Training of Ukrainian soldiers (archive image)

Photo: Andrew Kravchenko / dpa

The EU training mission to support Ukraine against the Russian invaders is taking shape.

According to SPIEGEL information, the member states of the EU agreed at the working level in recent weeks that up to 15,000 Ukrainian soldiers should be trained outside the country as quickly as possible.

According to diplomats involved in the negotiations, 3,000 Ukrainian soldiers are to receive special training, such as tactical combat training for commanders or courses for engineers.

The plans for the mission, which the EU foreign policy chief Josep Borrell only proposed at the end of August, are to be decided as early as mid-October.

According to EU diplomats, things could then go very quickly.

So far, individual EU nations have been training Ukrainians in bilateral projects.

The Bundeswehr in Germany trained teams for the weapon systems supplied by Berlin, such as the »Panzerhaubitze2000« or the »Gepard« anti-aircraft tank.

Additional staff is currently being trained at various locations for these and other German systems.

If the EU is to receive the mission, which is to be given the somewhat unwieldy name "European Union Military Assistance Mission" or EUMAM for short, the activities of the individual states will be bundled so that better coordination should also be possible.

There had been some controversy behind the scenes over the details of the mission planning.

Poland had suggested installing a kind of central training camp for the Ukrainians near the border with Ukraine.

According to the military, the Poles wanted to practically train entire battle groups up to a battalion there.

Germany, meanwhile, doesn't think much of a central training facility.

In the Bundeswehr, it is said that setting up a large training camp in Poland alone would take a lot of time, and that such a camp would also have to be extensively protected against possible spying by the Russian secret services and also against possible attacks or sabotage actions.

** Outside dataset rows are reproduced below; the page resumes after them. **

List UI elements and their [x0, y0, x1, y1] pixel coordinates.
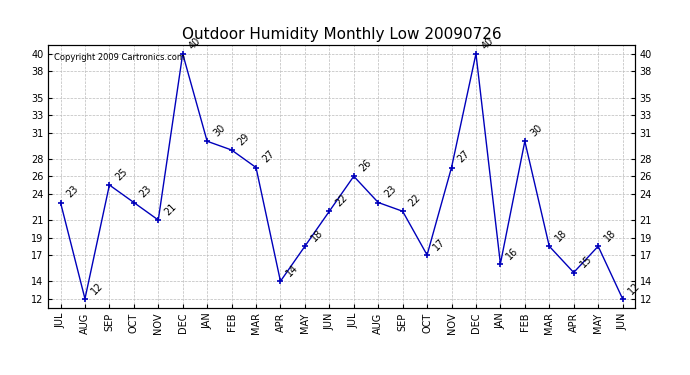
Text: 18: 18: [553, 228, 569, 243]
Text: 25: 25: [114, 166, 130, 182]
Text: 40: 40: [187, 35, 203, 51]
Text: 27: 27: [455, 149, 471, 165]
Text: 30: 30: [211, 123, 227, 138]
Text: 15: 15: [578, 254, 593, 270]
Text: 26: 26: [358, 158, 374, 174]
Text: 23: 23: [382, 184, 398, 200]
Text: 29: 29: [236, 131, 252, 147]
Text: 18: 18: [309, 228, 325, 243]
Text: 40: 40: [480, 35, 496, 51]
Text: 12: 12: [627, 280, 642, 296]
Text: 17: 17: [431, 236, 447, 252]
Text: 30: 30: [529, 123, 544, 138]
Title: Outdoor Humidity Monthly Low 20090726: Outdoor Humidity Monthly Low 20090726: [181, 27, 502, 42]
Text: 23: 23: [65, 184, 81, 200]
Text: 22: 22: [407, 192, 423, 208]
Text: 12: 12: [89, 280, 105, 296]
Text: 23: 23: [138, 184, 154, 200]
Text: 27: 27: [260, 149, 276, 165]
Text: 14: 14: [284, 263, 300, 279]
Text: 18: 18: [602, 228, 618, 243]
Text: Copyright 2009 Cartronics.com: Copyright 2009 Cartronics.com: [55, 53, 185, 62]
Text: 16: 16: [504, 245, 520, 261]
Text: 22: 22: [333, 192, 349, 208]
Text: 21: 21: [162, 201, 178, 217]
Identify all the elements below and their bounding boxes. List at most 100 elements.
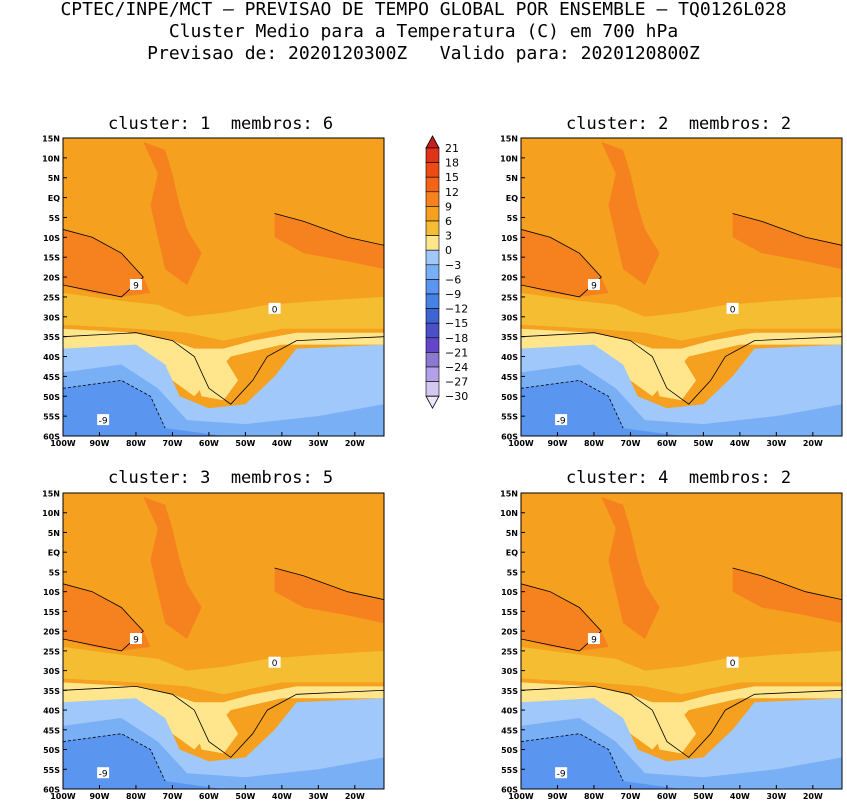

As evidence, it is cited that there is concrete evidence that the courses for Ukrainian soldiers in Wildflecken or Idar-Oberstein were observed by Russia with drones.

The Bundeswehr is planning its own courses in Germany

In the end, a compromise was found at the working level.

The Poles are supposed to set up a kind of small headquarters, called "Forces Headquarters" in military slang, and will receive EU funds for it.

Instead of a central training camp, there should be individual courses in the EU countries.

Germany is already planning its own training courses for the Bundeswehr.

For example, the army could train Ukrainian commanders in tactics in a combat simulation center, and engineers, deminers, medics and other specialists are also to be trained in Germany.

The pace of planning illustrates that even within the EU there is little doubt that Ukraine needed more military support than before.

Before the summer, the German government had blocked initial ideas for training missions because it feared that direct training of Ukrainian combat units would turn the EU into a war party.

So far, the EU had only provided a financial pot from which the member states can pay for their arms deliveries to Ukraine, and Kyiv can also use the funds to buy arms directly.

The final details for the EUMAM mission are to be negotiated in Brussels next week.

The project should then be decided at the next formal EU external council on October 17th.